For Business Intelligence (BI) market is very much dependent on ETL architecture. The Extract, Transform and Loading products have become far more important in the data-driven age. DataStage is one of the most important ETL tools which effectively integrate data across various systems. DataStage designs jobs that manage the collection, transformation, validation and loading of data from different systems to data warehouses. DataStage facilitates business analysis through its user-friendly interface and providing quality data to help in gaining business intelligence. With IBM acquiring DataStage in 2005, it was renamed to IBM WebSphere DataStage and later to IBM InfoSphere.
DataStage has four components namely Administrator, Manager, Designer and Director. DataStage has various versions such as Server Edition, Enterprise Edition, MVS Edition and DataStage for PeopleSoft.

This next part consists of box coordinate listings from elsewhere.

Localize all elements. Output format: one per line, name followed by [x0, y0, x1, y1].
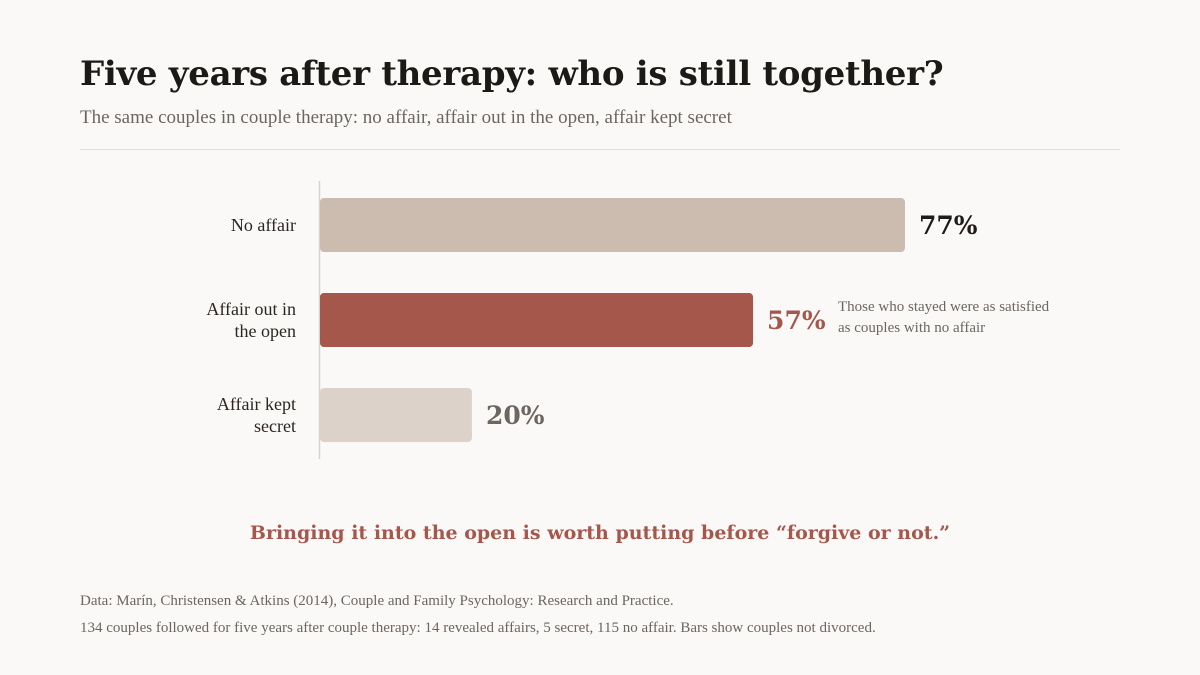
- bar-0: [320, 198, 905, 252]
- takeaway-callout: Bringing it into the open is worth putti…: [249, 522, 951, 544]
- value-label-1: 57%: [767, 306, 826, 335]
- category-label-2-0: Affair kept: [217, 394, 296, 414]
- bar-2: [320, 388, 472, 442]
- chart-title: Five years after therapy: who is still t…: [80, 54, 944, 94]
- category-label-0-0: No affair: [231, 215, 296, 235]
- value-label-0: 77%: [919, 211, 978, 240]
- bar-1: [320, 293, 754, 347]
- header-divider: [80, 149, 1120, 150]
- category-label-1-0: Affair out in: [206, 299, 296, 319]
- source-citation: Data: Marín, Christensen & Atkins (2014)…: [80, 593, 674, 609]
- category-label-2-1: secret: [254, 416, 296, 436]
- source-note: 134 couples followed for five years afte…: [80, 620, 876, 636]
- chart-subtitle: The same couples in couple therapy: no a…: [80, 107, 732, 128]
- annotation-line-0: Those who stayed were as satisfied: [838, 299, 1050, 315]
- annotation-line-1: as couples with no affair: [838, 320, 985, 336]
- value-label-2: 20%: [486, 401, 545, 430]
- category-label-1-1: the open: [235, 321, 296, 341]
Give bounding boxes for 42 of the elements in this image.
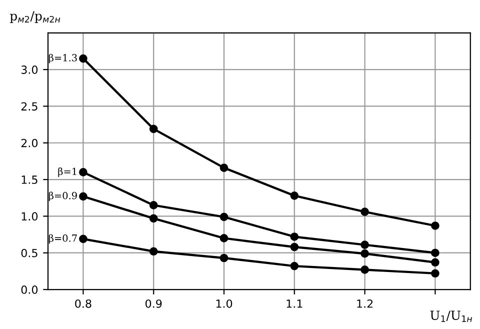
series-label: β=0.9 [48, 192, 77, 202]
series-label: β=0.7 [48, 234, 77, 244]
point [149, 214, 158, 223]
x-tick-label: 1.0 [216, 299, 232, 308]
point [431, 248, 440, 258]
series-label: β=1.3 [48, 54, 77, 64]
x-tick-label: 1.2 [357, 299, 373, 308]
point [290, 232, 299, 241]
y-tick-label: 2.0 [21, 138, 38, 148]
point [290, 262, 299, 270]
y-tick-label: 0.5 [21, 248, 38, 258]
point [290, 192, 299, 200]
point [79, 234, 88, 244]
point [149, 247, 158, 256]
series-label: β=1 [58, 167, 76, 177]
x-tick-label: 1.1 [286, 300, 302, 308]
point [220, 254, 228, 262]
point [79, 168, 88, 176]
y-tick-label: 1.5 [22, 176, 38, 184]
x-tick-label: 0.9 [146, 299, 162, 308]
point [220, 212, 228, 222]
point [79, 192, 88, 201]
x-axis-title: U$_{1}$/U$_{1н}$ [430, 310, 472, 322]
y-tick-label: 0.0 [21, 285, 38, 294]
y-tick-label: 1.0 [22, 212, 38, 221]
point [220, 164, 228, 172]
y-tick-label: 3.0 [21, 66, 38, 74]
y-tick-label: 2.5 [21, 102, 38, 111]
point [290, 242, 299, 252]
point [79, 54, 88, 63]
point [360, 240, 369, 249]
point [149, 124, 158, 134]
point [360, 249, 369, 258]
y-axis-title: p$_{м2}$/p$_{м2н}$ [10, 11, 60, 23]
x-tick-label: 0.8 [75, 299, 92, 308]
point [220, 234, 228, 242]
point [360, 266, 369, 274]
point [360, 208, 369, 216]
point [431, 258, 440, 267]
point [431, 222, 440, 230]
point [431, 269, 440, 278]
point [149, 201, 158, 210]
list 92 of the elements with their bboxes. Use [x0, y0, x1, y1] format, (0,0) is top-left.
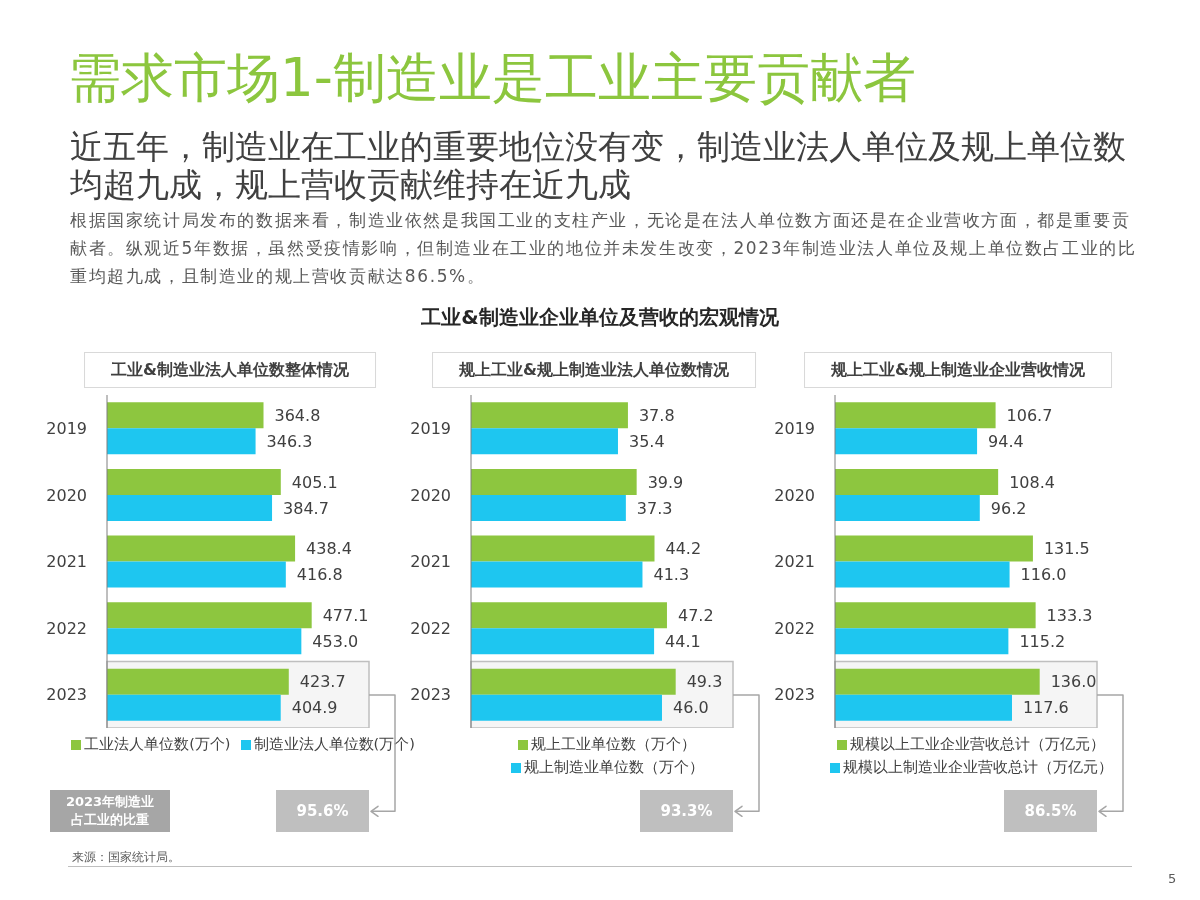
data-label: 41.3	[653, 565, 690, 585]
text: 近五年，制造业在工业的重要地位没有变，制造业法人单位及规上单位数均超九成，规上营收贡献维持在近九成	[70, 127, 1127, 204]
text: 5	[1168, 870, 1177, 888]
bar	[471, 402, 628, 429]
data-label: 116.0	[1020, 565, 1067, 585]
text: 工业&制造业企业单位及营收的宏观情况	[420, 304, 780, 331]
bar	[835, 402, 996, 429]
bar	[107, 428, 256, 455]
bar	[835, 628, 1009, 655]
bar	[835, 694, 1012, 721]
bar	[107, 561, 286, 588]
y-tick-label: 2021	[774, 552, 815, 572]
y-tick-label: 2020	[774, 485, 815, 505]
legend-label: 制造业法人单位数(万个)	[253, 735, 415, 754]
bar	[471, 535, 655, 562]
y-tick-label: 2020	[46, 485, 87, 505]
data-label: 94.4	[988, 432, 1024, 452]
bar	[107, 694, 281, 721]
legend-label: 规模以上工业企业营收总计（万亿元）	[850, 735, 1105, 754]
bar	[107, 535, 296, 562]
data-label: 49.3	[686, 672, 723, 692]
bar	[471, 602, 667, 629]
legend-label: 工业法人单位数(万个)	[84, 735, 231, 754]
bar	[107, 494, 273, 521]
y-tick-label: 2019	[774, 418, 815, 438]
data-label: 96.2	[990, 498, 1027, 518]
bar	[107, 602, 312, 629]
chart-title: 规上工业&规上制造业法人单位数情况	[432, 352, 756, 388]
data-label: 438.4	[306, 539, 352, 559]
bar	[107, 468, 281, 495]
text: 86.5%	[1004, 790, 1097, 832]
data-label: 136.0	[1050, 672, 1097, 692]
bar	[835, 468, 999, 495]
legend-label: 规上工业单位数（万个）	[531, 735, 696, 754]
data-label: 346.3	[266, 432, 313, 452]
data-label: 404.9	[291, 698, 338, 718]
data-label: 117.6	[1022, 698, 1069, 718]
bar	[471, 628, 655, 655]
text: 93.3%	[640, 790, 733, 832]
data-label: 384.7	[283, 498, 329, 518]
bar	[471, 494, 626, 521]
bar	[835, 561, 1010, 588]
y-tick-label: 2020	[410, 485, 451, 505]
y-tick-label: 2022	[774, 618, 815, 638]
text: 95.6%	[276, 790, 369, 832]
y-tick-label: 2019	[410, 418, 451, 438]
data-label: 44.2	[665, 539, 702, 559]
bar	[471, 694, 662, 721]
y-tick-label: 2021	[410, 552, 451, 572]
chart-title: 工业&制造业法人单位数整体情况	[84, 352, 376, 388]
y-tick-label: 2021	[46, 552, 87, 572]
data-label: 364.8	[274, 406, 321, 426]
y-tick-label: 2019	[46, 418, 87, 438]
data-label: 37.3	[636, 498, 673, 518]
data-label: 108.4	[1009, 472, 1055, 492]
text: 2023年制造业占工业的比重	[50, 790, 170, 832]
data-label: 416.8	[296, 565, 343, 585]
bar	[835, 428, 978, 455]
data-label: 131.5	[1043, 539, 1090, 559]
text: 根据国家统计局发布的数据来看，制造业依然是我国工业的支柱产业，无论是在法人单位数方面还是在企业营收方面，都是重要贡献者。纵观近5年数据，虽然受疫情影响，但制造业在工业的地位并未发生改变，2023年制造业法人单位及规上单位数占工业的比重均超九成，且制造业的规上营收贡献达86.5%。	[70, 209, 1138, 288]
data-label: 453.0	[312, 631, 359, 651]
text: 需求市场1-制造业是工业主要贡献者	[68, 46, 916, 110]
bar	[471, 561, 643, 588]
chart-title: 规上工业&规上制造业企业营收情况	[804, 352, 1112, 388]
data-label: 35.4	[628, 432, 665, 452]
y-tick-label: 2022	[410, 618, 451, 638]
data-label: 405.1	[291, 472, 338, 492]
y-tick-label: 2023	[410, 685, 451, 705]
bar	[835, 602, 1036, 629]
data-label: 106.7	[1006, 406, 1053, 426]
bar	[107, 668, 289, 695]
y-tick-label: 2023	[774, 685, 815, 705]
data-label: 47.2	[677, 605, 714, 625]
y-tick-label: 2023	[46, 685, 87, 705]
bar	[835, 494, 980, 521]
bar	[835, 535, 1033, 562]
bar	[107, 628, 302, 655]
data-label: 46.0	[672, 698, 709, 718]
y-tick-label: 2022	[46, 618, 87, 638]
data-label: 423.7	[299, 672, 346, 692]
bar	[471, 428, 618, 455]
source-note: 来源：国家统计局。	[72, 849, 180, 866]
legend-label: 规上制造业单位数（万个）	[523, 758, 704, 777]
bar	[107, 402, 264, 429]
data-label: 44.1	[665, 631, 701, 651]
data-label: 477.1	[322, 605, 369, 625]
bar	[471, 468, 637, 495]
data-label: 37.8	[638, 406, 675, 426]
data-label: 115.2	[1019, 631, 1066, 651]
data-label: 39.9	[647, 472, 684, 492]
legend-label: 规模以上制造业企业营收总计（万亿元）	[842, 758, 1113, 777]
data-label: 133.3	[1046, 605, 1093, 625]
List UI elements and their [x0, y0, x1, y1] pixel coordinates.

This component of DataStage provides a user interface for administrating projects. It also manages global settings and maintains interactions with various systems. The Administrator’s role ranges from setting up users and project properties to adding, moving and deleting projects. It specifies general server defaults and purging criteria. A command interface is provided by Administrator for DataStage Repository. It plays a crucial role in managing job scheduling options, user privileges, setting up parallel job defaults and specifying job monitoring limits.
To view and edit the contents of DataStage repository, the DataStage Manager is considered to be the main interface of the DataStage repository. Whether you want to browse the DataStage repository or store and manage reusable Meta data, DataStage Manager renders all these services. Tables and files layouts, jobs and transforms routines which are defined in the project are displayed by it. It has a crucial role in managing all the tasks related to DataStage repository.
The designer helps in creating DataStage jobs or application by providing a design interface. These jobs are then complied to form executable programs. Each job explicitly specifies the source of data, required transforms and the destination of data as well. DataStage Director is responsible for scheduling the executables which are created from compiling these jobs. Designer also provides a user friendly graphical interface. The server takes care of running these executable programs. This module is used by developers. The extraction, cleansing, transformation, integration and loading of data is performed via a visual data flow method.
As mentioned earlier, DataStage Director provides an interface which schedules executable programs formed by the compilation of jobs. It runs, validates, schedules and monitors server jobs and parallel jobs. The Director interface plays a vital role in parallel processing. The main users of this interface are testers and operators.
DataStage is designed to work with large volumes of data as it can collect, integrate and transform large volumes of data which have different data structures. It also supports Big Data and Hadoop as it lets you access Big Data directly on distributed networks. It facilitates seaming less connectivity between different data sources and applications. It also helps in optimizing hardware utilization and can prioritize mission critical tasks.